Member of the Missouri Senate from the 16th district
- In office 2011 – 2019
- Preceded by: Frank Barnitz
- Succeeded by: Justin Brown

Member of the Missouri House of Representatives from the 149th district
- In office 2008 – 2010
- Preceded by: Bob May

Personal details
- Born: December 22, 1950 Solo, Missouri, U.S.
- Died: May 11, 2021 (aged 70) Rolla, Missouri, U.S.
- Party: Republican
- Spouse: Kathy
- Children: 2
- Profession: Doctor of Veterinary medicine

= Dan W. Brown =

American politician (1950–2021)

Dan Wayne Brown (December 22, 1950 – May 11, 2021) was an American politician who served as a member of the Missouri Senate, representing the 16th district from 2011 to 2019. He also served in the Missouri House of Representatives from 2008 to 2010, representing the 149th district.

==Personal history==
Dan Brown was born in Solo, Missouri, and was a graduate of Houston High School in Houston, Missouri. Brown received a Bachelor of Science degree in Agriculture and a Doctorate of Veterinary medicine from the University of Missouri. He was a practicing veterinarian for over 33 years and continued his practice in addition to his legislative duties. He died at the age of 70 on May 11, 2021.

==Political history==
Dan Brown first entered statewide politics in 2008 when he defeated Democrat Wayne Bledsoe and Constitution Party candidate Dennis E. Husted to win the District 149 seat.

Missouri 149th District State Representative Election 2008
| Party |  | Candidate | Votes | % | ±% |
|---|---|---|---|---|---|
|  | Republican | Dan W. Brown | 9,456 | 60% | Winner |
|  | Democratic | Wayne Bledsoe | 6,013 | 38.2% |  |
|  | Constitution | Dennis E. Husted | 284 | 1.8% |  |

After only one term in the House, Brown chose to run for State Senator in 2010, defeating incumbent Democrat Frank Barnitz to win the 16th district seat.

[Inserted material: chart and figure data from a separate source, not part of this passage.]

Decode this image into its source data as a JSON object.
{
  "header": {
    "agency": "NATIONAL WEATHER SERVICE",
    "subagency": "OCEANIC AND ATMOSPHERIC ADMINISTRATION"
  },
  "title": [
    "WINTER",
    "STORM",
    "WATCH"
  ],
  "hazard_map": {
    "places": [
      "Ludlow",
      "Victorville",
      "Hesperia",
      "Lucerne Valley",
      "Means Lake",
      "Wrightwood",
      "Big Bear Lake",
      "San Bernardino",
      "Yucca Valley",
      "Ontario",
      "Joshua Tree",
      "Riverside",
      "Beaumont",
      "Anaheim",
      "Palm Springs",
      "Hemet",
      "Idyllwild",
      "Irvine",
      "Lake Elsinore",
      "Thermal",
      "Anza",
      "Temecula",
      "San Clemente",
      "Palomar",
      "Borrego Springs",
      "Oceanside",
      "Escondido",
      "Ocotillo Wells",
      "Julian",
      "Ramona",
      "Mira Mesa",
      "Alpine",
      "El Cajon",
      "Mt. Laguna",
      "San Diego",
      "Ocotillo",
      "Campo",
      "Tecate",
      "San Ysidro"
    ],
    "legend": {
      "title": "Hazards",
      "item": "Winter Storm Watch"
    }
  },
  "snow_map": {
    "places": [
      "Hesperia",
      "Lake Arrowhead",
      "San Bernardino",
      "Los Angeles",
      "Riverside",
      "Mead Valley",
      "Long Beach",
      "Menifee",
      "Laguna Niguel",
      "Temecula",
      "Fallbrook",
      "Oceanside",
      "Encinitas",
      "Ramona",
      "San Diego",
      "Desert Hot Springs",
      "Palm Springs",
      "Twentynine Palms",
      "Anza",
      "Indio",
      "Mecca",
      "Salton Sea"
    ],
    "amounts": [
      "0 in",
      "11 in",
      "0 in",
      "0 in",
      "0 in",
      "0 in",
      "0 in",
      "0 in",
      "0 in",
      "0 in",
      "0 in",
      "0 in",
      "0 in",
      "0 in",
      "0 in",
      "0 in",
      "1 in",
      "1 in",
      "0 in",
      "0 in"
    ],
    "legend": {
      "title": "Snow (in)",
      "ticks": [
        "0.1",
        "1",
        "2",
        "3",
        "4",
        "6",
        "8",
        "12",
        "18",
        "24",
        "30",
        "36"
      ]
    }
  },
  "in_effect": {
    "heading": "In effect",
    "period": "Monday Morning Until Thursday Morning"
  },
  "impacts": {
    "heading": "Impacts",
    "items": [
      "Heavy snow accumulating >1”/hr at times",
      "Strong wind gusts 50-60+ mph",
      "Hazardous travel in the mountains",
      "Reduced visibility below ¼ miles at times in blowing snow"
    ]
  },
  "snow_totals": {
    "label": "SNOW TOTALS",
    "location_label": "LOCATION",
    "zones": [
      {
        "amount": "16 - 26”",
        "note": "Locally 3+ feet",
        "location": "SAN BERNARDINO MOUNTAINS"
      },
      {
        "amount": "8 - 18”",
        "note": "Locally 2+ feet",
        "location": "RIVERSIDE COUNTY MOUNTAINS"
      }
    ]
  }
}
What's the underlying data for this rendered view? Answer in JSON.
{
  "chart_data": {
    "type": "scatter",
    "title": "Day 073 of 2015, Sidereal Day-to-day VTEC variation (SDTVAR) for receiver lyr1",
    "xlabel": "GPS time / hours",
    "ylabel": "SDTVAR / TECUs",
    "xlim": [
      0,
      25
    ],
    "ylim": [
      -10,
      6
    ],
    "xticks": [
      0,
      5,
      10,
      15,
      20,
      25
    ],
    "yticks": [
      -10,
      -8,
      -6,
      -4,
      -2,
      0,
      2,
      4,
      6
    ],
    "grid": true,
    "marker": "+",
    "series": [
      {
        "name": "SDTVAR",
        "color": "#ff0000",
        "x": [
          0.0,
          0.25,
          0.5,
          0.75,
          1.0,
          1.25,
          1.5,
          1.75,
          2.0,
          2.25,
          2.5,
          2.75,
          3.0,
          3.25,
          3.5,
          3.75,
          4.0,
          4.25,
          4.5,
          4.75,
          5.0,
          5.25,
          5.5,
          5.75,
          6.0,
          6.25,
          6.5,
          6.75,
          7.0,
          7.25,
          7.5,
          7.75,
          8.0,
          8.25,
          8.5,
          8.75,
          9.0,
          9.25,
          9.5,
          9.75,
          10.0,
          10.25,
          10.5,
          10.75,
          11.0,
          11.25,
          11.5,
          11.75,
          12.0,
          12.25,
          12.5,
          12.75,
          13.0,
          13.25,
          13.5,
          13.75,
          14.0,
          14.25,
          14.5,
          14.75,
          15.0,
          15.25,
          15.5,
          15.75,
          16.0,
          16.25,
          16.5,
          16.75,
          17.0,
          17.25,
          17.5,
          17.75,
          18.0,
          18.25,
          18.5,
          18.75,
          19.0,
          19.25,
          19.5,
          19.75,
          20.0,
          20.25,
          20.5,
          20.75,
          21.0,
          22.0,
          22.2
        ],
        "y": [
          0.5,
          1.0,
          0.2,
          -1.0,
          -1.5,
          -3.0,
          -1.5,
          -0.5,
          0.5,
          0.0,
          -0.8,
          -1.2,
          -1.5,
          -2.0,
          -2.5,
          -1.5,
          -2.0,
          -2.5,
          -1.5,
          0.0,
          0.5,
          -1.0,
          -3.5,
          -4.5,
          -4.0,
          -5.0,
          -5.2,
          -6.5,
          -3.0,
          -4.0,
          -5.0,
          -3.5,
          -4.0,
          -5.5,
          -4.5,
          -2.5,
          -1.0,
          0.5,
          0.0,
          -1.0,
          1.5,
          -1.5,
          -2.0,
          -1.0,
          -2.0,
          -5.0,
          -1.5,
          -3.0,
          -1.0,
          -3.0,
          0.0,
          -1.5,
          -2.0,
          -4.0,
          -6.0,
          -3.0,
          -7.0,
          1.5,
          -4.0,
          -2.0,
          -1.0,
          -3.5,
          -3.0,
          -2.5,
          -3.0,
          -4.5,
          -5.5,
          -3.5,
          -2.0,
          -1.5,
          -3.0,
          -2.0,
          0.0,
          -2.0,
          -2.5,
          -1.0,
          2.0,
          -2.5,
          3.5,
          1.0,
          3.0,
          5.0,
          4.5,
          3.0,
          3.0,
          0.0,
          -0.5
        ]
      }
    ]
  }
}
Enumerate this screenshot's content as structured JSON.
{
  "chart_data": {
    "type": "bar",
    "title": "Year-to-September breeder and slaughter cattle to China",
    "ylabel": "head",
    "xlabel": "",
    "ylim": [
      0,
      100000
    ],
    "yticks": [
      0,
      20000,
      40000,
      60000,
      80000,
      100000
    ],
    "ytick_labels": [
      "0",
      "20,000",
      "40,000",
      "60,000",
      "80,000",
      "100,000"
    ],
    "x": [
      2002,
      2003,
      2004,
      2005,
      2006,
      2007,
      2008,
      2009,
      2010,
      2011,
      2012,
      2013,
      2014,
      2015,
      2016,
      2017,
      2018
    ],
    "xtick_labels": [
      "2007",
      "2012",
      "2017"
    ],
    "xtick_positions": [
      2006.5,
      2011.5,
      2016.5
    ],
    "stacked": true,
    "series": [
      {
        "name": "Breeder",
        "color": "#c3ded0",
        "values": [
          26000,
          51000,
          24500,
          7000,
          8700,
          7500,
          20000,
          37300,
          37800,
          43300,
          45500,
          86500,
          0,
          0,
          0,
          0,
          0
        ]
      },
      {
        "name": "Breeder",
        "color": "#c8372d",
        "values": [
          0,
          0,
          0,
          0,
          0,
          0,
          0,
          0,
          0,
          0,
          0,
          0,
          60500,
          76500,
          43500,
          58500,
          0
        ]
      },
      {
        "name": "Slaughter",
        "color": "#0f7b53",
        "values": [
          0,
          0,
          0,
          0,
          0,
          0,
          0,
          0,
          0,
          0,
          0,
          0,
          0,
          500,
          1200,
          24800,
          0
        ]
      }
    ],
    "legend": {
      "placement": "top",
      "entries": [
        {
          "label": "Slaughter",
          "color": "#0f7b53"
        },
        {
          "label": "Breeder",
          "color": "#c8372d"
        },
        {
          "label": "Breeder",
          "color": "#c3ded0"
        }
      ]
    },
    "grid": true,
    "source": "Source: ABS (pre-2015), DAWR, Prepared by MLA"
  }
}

Missouri 16th District State Senate Election 2010
| Party |  | Candidate | Votes | % | ±% |
|---|---|---|---|---|---|
|  | Republican | Dan W. Brown | 31,792 | 58.3% | Winner |
|  | Democratic | Frank A. Barnitz | 22,760 | 41.7% |  |

During the 96th General Assembly Senator Brown served on the following committees:
- Agriculture, Food Production, & Outdoor Resources.
- Appropriations.
- Education.
- Vice-chairman, Veterans Affairs, Emerging Issues, Pensions & Urban Affairs.

==Organizations==
Senator Brown belonged to the following groups:
- Member, American Veterinary Medical Association.
- Member, Missouri Veterinary Medical Association.
- Missouri Farm Bureau.
- Missouri Farmers Association (MFA).
- Charter member, Paseo Biofuel.
- Charter member, Mid-Missouri Energy.
- Member, National Rifle Association.
- Member, Missouri Republican Party.